The fact that traditional transistors (these days called “Bipolar Junction Transistors” or BJTs) are photosensitive has been known ever since they were invented. This is one of the reasons that they are usually sealed in light tight cans - because unwanted light is a source of noise. Phototransistors are very similar to ordinary BJTs except they are designed for use as detectors. Transistors are amplifiers and in a phototransistor the amplifier gain is controlled by the amount of light striking the device.
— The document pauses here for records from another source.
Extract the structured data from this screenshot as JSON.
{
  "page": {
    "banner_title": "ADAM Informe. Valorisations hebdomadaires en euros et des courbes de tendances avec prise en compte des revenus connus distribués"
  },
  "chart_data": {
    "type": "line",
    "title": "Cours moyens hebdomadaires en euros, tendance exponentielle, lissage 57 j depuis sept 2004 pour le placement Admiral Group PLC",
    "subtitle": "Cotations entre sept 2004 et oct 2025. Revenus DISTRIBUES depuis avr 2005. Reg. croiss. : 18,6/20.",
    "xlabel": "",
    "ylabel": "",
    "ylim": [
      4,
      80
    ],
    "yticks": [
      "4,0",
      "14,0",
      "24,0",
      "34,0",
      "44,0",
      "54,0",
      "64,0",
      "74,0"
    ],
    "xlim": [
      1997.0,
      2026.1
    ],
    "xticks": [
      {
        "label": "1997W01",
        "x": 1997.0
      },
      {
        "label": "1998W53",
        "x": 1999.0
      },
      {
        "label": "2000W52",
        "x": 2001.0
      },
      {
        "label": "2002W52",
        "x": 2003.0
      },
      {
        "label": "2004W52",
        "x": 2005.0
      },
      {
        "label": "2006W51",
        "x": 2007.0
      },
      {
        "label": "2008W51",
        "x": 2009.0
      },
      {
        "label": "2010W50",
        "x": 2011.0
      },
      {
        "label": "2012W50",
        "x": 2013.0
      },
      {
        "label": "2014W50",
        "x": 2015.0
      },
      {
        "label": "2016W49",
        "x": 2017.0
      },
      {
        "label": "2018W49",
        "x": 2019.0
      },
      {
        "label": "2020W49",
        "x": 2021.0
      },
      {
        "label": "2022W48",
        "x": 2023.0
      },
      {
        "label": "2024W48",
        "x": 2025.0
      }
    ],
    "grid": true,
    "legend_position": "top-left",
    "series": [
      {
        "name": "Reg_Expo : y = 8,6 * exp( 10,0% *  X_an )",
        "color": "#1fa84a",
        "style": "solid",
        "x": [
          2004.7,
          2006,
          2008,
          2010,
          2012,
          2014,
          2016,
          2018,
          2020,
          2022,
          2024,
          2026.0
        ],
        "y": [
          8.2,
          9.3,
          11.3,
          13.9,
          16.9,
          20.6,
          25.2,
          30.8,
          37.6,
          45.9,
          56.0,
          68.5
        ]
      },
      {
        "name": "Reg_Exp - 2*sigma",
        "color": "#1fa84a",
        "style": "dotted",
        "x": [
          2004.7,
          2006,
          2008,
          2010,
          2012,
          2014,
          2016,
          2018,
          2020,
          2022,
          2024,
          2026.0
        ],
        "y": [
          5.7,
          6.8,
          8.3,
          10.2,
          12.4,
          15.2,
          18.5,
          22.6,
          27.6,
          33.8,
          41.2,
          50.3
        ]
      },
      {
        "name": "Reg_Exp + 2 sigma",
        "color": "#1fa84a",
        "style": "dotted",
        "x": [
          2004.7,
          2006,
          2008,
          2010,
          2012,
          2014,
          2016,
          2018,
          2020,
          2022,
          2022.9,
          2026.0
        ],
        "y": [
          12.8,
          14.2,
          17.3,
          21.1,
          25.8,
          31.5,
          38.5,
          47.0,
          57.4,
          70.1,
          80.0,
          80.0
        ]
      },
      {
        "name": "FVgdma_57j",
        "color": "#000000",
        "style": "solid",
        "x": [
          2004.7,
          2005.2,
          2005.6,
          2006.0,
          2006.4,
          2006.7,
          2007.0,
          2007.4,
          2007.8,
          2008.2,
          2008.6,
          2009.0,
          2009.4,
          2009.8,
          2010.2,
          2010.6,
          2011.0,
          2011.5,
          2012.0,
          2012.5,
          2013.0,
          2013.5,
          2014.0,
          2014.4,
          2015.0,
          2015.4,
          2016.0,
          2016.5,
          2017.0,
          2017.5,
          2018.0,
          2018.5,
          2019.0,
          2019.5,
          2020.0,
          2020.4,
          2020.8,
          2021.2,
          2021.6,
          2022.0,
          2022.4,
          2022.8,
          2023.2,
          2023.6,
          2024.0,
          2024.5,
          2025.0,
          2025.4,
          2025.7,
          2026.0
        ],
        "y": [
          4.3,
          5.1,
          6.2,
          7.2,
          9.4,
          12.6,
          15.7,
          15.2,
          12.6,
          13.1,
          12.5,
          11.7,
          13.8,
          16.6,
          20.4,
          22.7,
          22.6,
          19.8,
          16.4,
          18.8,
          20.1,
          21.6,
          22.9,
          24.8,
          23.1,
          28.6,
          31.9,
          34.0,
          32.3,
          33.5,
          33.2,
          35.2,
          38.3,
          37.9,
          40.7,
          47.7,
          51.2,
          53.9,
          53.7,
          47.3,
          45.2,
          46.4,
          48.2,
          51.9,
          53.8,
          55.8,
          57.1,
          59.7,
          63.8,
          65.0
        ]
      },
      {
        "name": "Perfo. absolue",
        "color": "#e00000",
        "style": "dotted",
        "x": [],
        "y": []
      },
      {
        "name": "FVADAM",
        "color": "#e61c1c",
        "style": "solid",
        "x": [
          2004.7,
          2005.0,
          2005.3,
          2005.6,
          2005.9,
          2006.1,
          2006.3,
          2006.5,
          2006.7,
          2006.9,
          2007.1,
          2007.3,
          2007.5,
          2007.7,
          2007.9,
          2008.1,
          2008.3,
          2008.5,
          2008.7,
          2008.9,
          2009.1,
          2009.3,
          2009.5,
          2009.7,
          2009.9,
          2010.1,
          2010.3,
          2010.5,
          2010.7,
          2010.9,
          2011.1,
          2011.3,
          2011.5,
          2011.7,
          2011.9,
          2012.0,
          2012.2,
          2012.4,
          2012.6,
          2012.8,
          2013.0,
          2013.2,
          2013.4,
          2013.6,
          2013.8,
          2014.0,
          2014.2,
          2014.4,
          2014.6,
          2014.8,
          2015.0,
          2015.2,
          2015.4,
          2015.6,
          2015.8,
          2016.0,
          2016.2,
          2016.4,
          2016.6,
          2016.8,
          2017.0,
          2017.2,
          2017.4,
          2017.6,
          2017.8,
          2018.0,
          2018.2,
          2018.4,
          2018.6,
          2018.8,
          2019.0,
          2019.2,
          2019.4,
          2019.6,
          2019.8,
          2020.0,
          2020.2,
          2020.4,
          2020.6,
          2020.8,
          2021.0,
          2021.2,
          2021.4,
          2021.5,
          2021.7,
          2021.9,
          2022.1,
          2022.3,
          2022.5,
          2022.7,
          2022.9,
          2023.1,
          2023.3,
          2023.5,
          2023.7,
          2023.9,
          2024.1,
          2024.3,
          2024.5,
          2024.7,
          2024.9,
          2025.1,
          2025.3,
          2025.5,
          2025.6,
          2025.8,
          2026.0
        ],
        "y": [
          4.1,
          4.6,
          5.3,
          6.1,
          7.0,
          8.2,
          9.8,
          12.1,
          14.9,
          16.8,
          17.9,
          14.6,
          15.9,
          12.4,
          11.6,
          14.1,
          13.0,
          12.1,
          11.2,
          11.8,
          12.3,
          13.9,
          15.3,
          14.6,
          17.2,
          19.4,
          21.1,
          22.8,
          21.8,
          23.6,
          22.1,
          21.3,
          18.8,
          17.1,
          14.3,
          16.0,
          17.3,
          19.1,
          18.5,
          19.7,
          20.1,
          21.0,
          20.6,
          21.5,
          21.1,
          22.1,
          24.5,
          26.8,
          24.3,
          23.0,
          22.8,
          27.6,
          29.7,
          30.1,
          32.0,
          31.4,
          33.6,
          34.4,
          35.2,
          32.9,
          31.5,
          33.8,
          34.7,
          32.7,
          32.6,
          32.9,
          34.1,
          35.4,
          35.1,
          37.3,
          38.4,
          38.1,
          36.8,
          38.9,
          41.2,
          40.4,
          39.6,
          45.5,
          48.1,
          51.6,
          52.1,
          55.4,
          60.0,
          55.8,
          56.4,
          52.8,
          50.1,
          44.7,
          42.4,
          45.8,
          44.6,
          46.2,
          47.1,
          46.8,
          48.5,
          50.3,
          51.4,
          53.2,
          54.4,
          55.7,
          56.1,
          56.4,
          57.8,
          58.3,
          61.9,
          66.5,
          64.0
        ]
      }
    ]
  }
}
Light arriving in the device is absorbed and creates charge carrier pairs in many different places. The action is different depending on where the charge carrier pairs are created. However, in an intentional phototransistor, absorbtion is intended to take place in the depletion zone between the emitter and the base. Creation of charge carriers here causes a current to flow in the E-B circuit which is then amplified by the transistor action of the device. These are much lower in noise and have a higher output than APDs, but are significantly less responsive than either APDs or p-i-n diodes. The major problem with phototransistors is materials. We would like to use silicon or gallium arsenide but these have too great a bandgap energy and are limited to detecting wavelengths shorter than about 1 micron. Germanium is usable in the 1300 nm band but while it is easily possible to build transistors with smaller bandgap materials (such as InP) there is no established technology to do so. This takes away much of the potential cost advantage in the 1550 region. The major use of phototransistors is in non-communications applications using visible (or near visible) light. Alarm systems (light beam detection) and remote controls for TV sets and automobiles are among the most common uses. Phototransistors are occasionally built as part of an integrated circuit. In this configuration they are referred to as Integrated Preamplifier Detectors (IPDs).